При всех своих сомнениях я не мог не думать об обеде в шашлычной. Да, видимо, Диму подцепили. И надо полагать, с ним не церемонились, как со мной. Его ставили на колени, причем в грязь, в блевотину, загоняли в угол и, по всей вероятности, своего добились. Это были уже не рисунки моего воображения. А прочувствование мною реальности. Я не способен проглядывать человека насквозь, как иные наши специалисты, но порой мне открывается пережитое другим человеком, пережитое вне моего присутствия. И мне даже стало казаться, что раздосадовавшее Бодолина собеседование было продолжением отношений Димы с "ними". И может быть, тут, правда, я не был убежден, он, натура экспансивная, артистическая, и впрямь нынче всерьез доведен до крайности, до петли или револьвера из коллекции дяди Володи. Он-то пытался найти во мне облегчение. Он-то полагал, что и я, пусть и ничтожество, унижен равноценно с ним и пребываю в общей с ним грязи, а это уже повод для умилений и братаний и, если потребуется, оправдания: "Не я один! И этот, как и я, – жертва!" Признав себя равнострадающими жертвами, мы могли бы не только успокоиться, но и возвысить себя над толпой мучителей. И возгордиться. А я не подыграл Бодолину. Протянутое мне равноправие положений отверг, произнеся: "Я ничего не подписывал!" Ты-то, мол, кто, а я-то, мол, кто! Хорошо хоть я не стал убеждать Бодолина в том, что мне не назначили псевдоним. Стукачью кличку, надо полагать (мой приятель, живописец, рассказывал, что один его однокурсник – его раскололи и на выпускном банкете били – согласился подписывать свои донесения фамилией Врубель). У меня до псевдонима дело не дошло (а какой бы предложили – Историк, Ключевский, Геродот?). А в Димином случае, значит, дошло…

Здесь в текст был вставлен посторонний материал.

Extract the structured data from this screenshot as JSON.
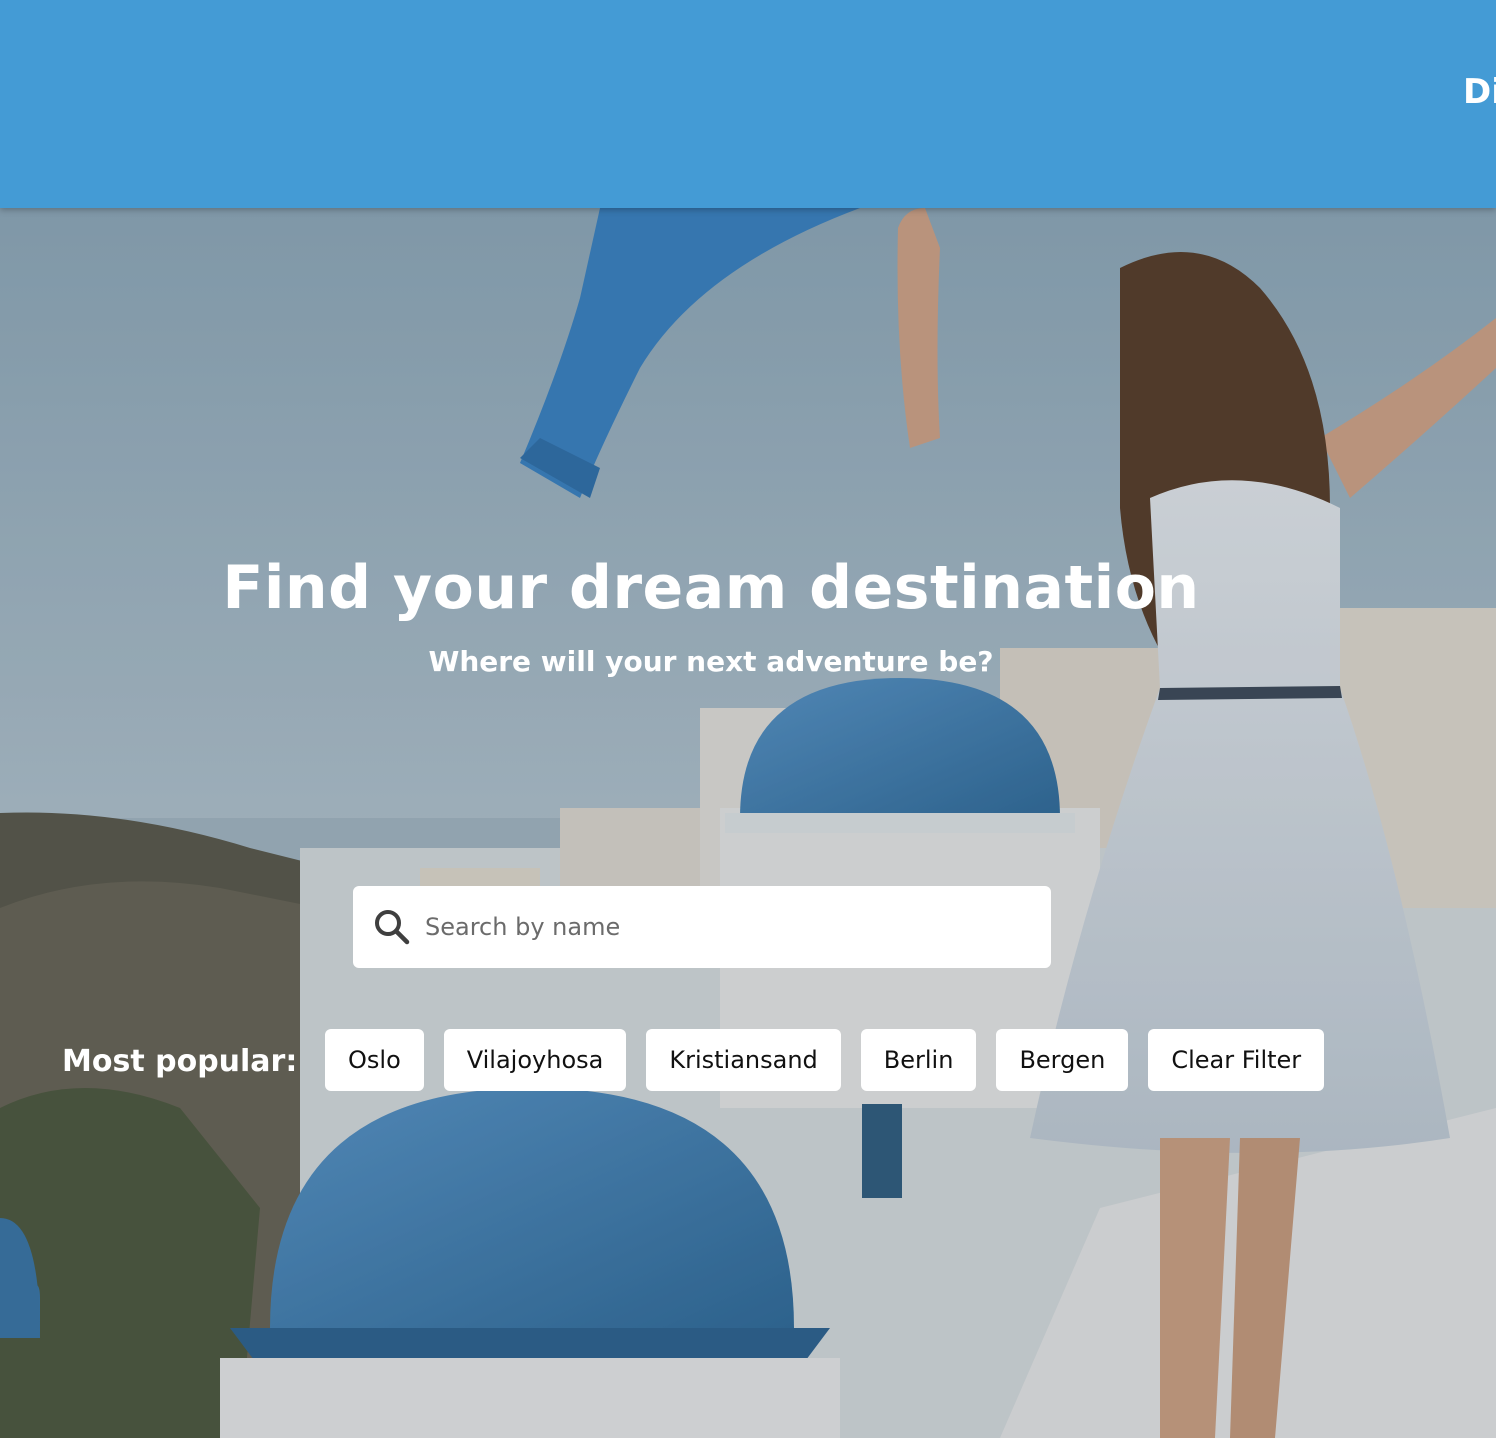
{
  "header": {
    "nav_link": "Di"
  },
  "hero": {
    "title": "Find your dream destination",
    "subtitle": "Where will your next adventure be?",
    "search": {
      "placeholder": "Search by name",
      "value": ""
    },
    "popular_label": "Most popular:",
    "chips": [
      "Oslo",
      "Vilajoyhosa",
      "Kristiansand",
      "Berlin",
      "Bergen"
    ],
    "clear_label": "Clear Filter"
  },
  "colors": {
    "header_bg": "#449bd5",
    "dome_blue": "#3f82b9"
  }
}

Я жалел Бодолина, себя же упрекал в том, что в шашлычной валял дурака, не мог отыскать в себе верную тональность понимания человека и сострадания ему. А ощутив, что Димины дела похлеще моих, я чуть ли не возрадовался.
Стыдно мне стало.
Бодолин может, может, приходил я к убеждению, наложить на себя руки! Может! Он – такой! Помимо всего прочего он человек жеста и позы. А если он погибнет (или уже погиб), доля вины будет и на мне. Надо позвонить, надо узнать, теребенил я себя. Но как? Если позвонить в редакцию, то – что спросить? Если самому Бодолину, а он вдруг жив и поднимет трубку, то что я стану говорить? Не остался ли я должен ему за обед? Глупость какая! Эдак я маялся, как выяснилось позже, будучи самым настоящим олухом.
И когда я узнал о дуэли Ахметьева с Миханчишиным, то более всего меня удивило то обстоятельство, что в дуэли участвовал Бодолин. Он побыл одним из секундантов Миханчишина.
Сведения о дуэли ходили смутные, и разговоры о ней быстро прекращались. То есть поговорить-то о ней у многих была охота, но, видимо, сразу же вспоминалось указание: помалкивать. Стрелялись вроде бы в Сокольниках или в Лосином острове (одним словом, под деревьями), и будто бы пули задели обоих, но лишь поцарапав дуэлянтов. Сами персонажи действа на шестом этаже отсутствовали. Ахметьева, сказывали, отправили куда-то за город для написания умственно ценных бумаг. Бодолин же выхлопотал творческий месяц и укатил в Пицунду с пишущей машинкой и кипой бумаги. Миханчишину тоже дали отпуск за свой счет, и он отправился на побывку к внезапно приболевшей матери, деревенские харчи и воздухи обязаны были укреплять и его собственное здоровье. Вторым секундантом Миханчишина был некий его земляк, на неделю заезжавший в Москву и вместе с Миханчишиным убывший на малую родину. Ахметьеву же ассистировали два его однокурсника, Белокуров и Ермоленко, один из них работал в "Дружбе народов", другой – в страховом вестнике, со службы их вроде бы не погнали.
Отправления в отпуски, командировки дуэлянтов и их секундантов произошли незамедлительно и бесшумно, кто-то лишь заметил нынче утром в коридоре Миханчишина с левой рукой на перевязи – и фьють Миханчишин в Брянскую область к больной матери.